In der Vergangenheit wurden oft ganze Zellkolonien oder Mischungen aus vielen Einzelzellen untersucht. Dies verfälscht aber die herleitbaren Ergebnisse, weil sich die Zellen in den Phasen ihrer Genexpression unterscheiden und sich die messbaren Effekte dabei überlagern und das Bild für uns verschleiern. Ein Beispiel dafür ist die so genannte „flow cytometry“ Methode.

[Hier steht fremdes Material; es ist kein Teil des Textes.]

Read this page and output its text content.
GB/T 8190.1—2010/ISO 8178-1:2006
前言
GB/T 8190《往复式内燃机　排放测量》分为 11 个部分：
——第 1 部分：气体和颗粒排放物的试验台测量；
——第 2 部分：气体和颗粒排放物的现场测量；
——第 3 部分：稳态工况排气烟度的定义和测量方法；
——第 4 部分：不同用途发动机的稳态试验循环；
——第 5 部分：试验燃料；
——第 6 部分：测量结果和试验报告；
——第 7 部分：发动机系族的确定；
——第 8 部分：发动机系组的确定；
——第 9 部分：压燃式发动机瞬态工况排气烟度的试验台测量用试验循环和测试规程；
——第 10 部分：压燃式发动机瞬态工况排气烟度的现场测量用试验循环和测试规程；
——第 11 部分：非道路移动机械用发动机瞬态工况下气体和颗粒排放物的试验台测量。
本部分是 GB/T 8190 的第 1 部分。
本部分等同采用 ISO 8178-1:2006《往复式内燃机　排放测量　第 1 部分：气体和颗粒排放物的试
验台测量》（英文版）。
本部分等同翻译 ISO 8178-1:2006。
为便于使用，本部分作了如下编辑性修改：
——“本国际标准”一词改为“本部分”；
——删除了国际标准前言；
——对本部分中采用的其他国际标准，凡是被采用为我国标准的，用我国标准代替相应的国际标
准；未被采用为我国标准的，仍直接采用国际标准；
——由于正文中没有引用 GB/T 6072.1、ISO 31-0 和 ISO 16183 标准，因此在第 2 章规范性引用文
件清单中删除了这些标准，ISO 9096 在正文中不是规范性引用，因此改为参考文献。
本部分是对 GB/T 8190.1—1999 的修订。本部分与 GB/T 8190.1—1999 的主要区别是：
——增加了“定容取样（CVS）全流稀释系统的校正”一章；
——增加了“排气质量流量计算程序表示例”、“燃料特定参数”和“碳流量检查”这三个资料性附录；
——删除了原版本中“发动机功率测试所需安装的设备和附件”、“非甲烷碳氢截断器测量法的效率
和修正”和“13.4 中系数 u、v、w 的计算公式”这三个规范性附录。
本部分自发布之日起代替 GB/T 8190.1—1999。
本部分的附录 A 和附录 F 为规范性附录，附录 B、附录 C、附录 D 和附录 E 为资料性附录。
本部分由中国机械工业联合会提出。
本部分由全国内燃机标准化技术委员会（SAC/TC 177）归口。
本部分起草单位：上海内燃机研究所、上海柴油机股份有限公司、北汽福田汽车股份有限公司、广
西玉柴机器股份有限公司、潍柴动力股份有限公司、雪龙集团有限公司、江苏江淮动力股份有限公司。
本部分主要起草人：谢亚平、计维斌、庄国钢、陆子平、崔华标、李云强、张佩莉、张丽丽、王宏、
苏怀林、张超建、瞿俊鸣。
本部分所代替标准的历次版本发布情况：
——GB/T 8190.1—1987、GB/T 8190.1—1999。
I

Bei diesem Verfahren wird eine Lösung von Zellen in das Messgerät gegeben. Innerhalb des Geräts zirkuliert ein Lösungsmittel durch ein Kanalsystem, welches einen Durchmesser in der Grössenordnung einzelner Zellen aufweist. Die Zellen werden von dem Lösungsmittel umspült und vereinzelt in den Kanal eingetragen. Das heisst, der Aufbau bewirkt, dass die Zellen eine nach der anderen durch den Beobachtungskanal rutschen und dann mit einem Laser vermessen werden können. Auf diese Weise können in kurzer Zeit sehr grosse Zellkolonien untersucht werden. Aber jede Zelle kann nur ein mal gemessen werden. Das heisst, eine Langzeitbeobachtung einzelner Zellen ist dadurch nicht möglich. Man kann nur versuchen, durch chemische Modifikation die Zellen vorab in ihren inneren Zuständen zu „synchronisieren“. Dadurch kann jede Zelle als Repräsentant einer gemeinsamen zeitlichen Entwicklung aufgefasst werden und man kann durch Vermessung der Population auch auf die zeitliche Entwicklung einer einzelnen Zelle schliessen. Aber dieses Verfahren ist indirekt und die Synchronisierung ist schwierig. Natürlich können wir einzelne Zellen alternativ auch im Mikroskop beobachten. Aber die Biotechnologie sucht immer nach so genannten Hochdurchsatzverfahren, um viele Tausende von Messungen parallel ausführen zu können. Und dies geht mit den neu entwickelten Mikrochips. Denn sie lassen sich so designen, dass viele Tausende von Zellen individuell in kleine „Käfige“ gesperrt werden können, in denen sie lebensfähig bleiben und gezielt mit Nährstoffen versorgt werden können.

Was für Untersuchungen werden dadurch möglich? Da gibt es wenig Beschränkungen. Denn die Chips können sehr variabel designt werden. Einige Anwendungen sind die Erforschung der Entwicklung von Tumorzellen oder Untersuchungen, wie Zellen auf bestimmte Umgebungsbedingungen reagieren.

Wie muss man sich nun die Herstellung so filigraner Strukturen vorstellen? Dies geschieht ähnlich, wie Computerchips hergestellt werden. Das Design der verzweigten Kanäle kann am Computer erstellt werden und mit Fotomasken auf einen Siliziumwafer übertragen werden, der mit einem lichtempfindlichen Fotolack beschichtet ist. Die Stellen, die nicht durch die Fotomaske vor Belichtung geschützt werden, durchlaufen durch das Auftreffen der Photonen eine chemische Modifikation und werden durch die Entwicklerlösung in einem Waschschritt abgetragen. Kurzum, das Relief des Kanalnetzwerks bleibt auf der Oberfläche erhalten. Mittels dieser Schablone kann der Chip dann mit organischem Material gegossen werden.